Being overweight or obese is one of the primary risk factors for type 2 diabetes. According to the World Health Organization, about 73 per cent of adult women and 66 per cent of men in the UAE weigh more than recommended by physicians, placing the country in the top five worldwide in terms of what clinicians consider “obesity.”

“The epidemic of type 2 diabetes and its warning sign, prediabetes, are sweeping across the globe imposing severe health consequences and straining the financial resources of health care systems everywhere,” said Mr. Stevens. “As an innovative and technologically advanced country, the UAE is well positioned to make diabetes prevention a top priority and serve as an example to other countries in the region, and around the world.”

Controlling diabetes

- Screening and Diagnosis: There is an opportunity to reduce the number of people who would develop prediabetes or diabetes by offering straightforward screening tests to people with known risk factors (overweight, inactivity, hypertension, abnormal blood lipid levels, cardiovascular disease, family history and belonging to a high-risk ethnic population). This is an important first step toward health, building on the important initiatives now taking place in some emirates.

- Intervention and Prevention: Enabling and encouraging people to make better lifestyle decisions about diet and exercise directly address the principal risk factors of obesity and inactivity. Intervention studies of people with prediabetes in China, Finland, India, Sweden and the United States have uniformly shown reductions in the progression to type 2 diabetes.
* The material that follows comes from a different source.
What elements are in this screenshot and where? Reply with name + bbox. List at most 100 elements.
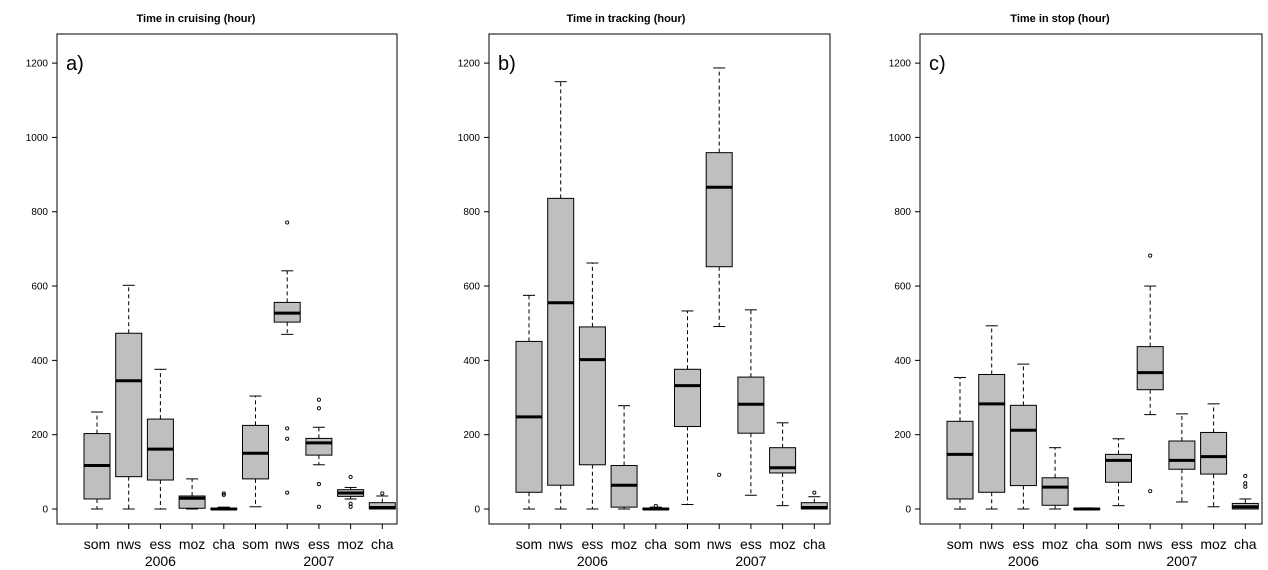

- Disease Management and Control: People with type 2 diabetes who actively manage their condition can more readily avoid the devastating complications related to the disease. This entails careful monitoring of blood sugar levels, taking any prescribed medications as instructed, maintaining weight loss, and increasing the use of self-care measures such as daily foot inspection, and regular eye and dental examinations.

The best hope of turning the tide on the evolving diabetes crisis in the UAE is by establishing community-based initiatives in collaboration with government public health agencies, nonprofit organizations and the private sector that can help to build public awareness about diabetes and its risk factors and modernize health care systems’ ability to use sophisticated data analytics, new technology, and innovative care models that engage consumers in new ways.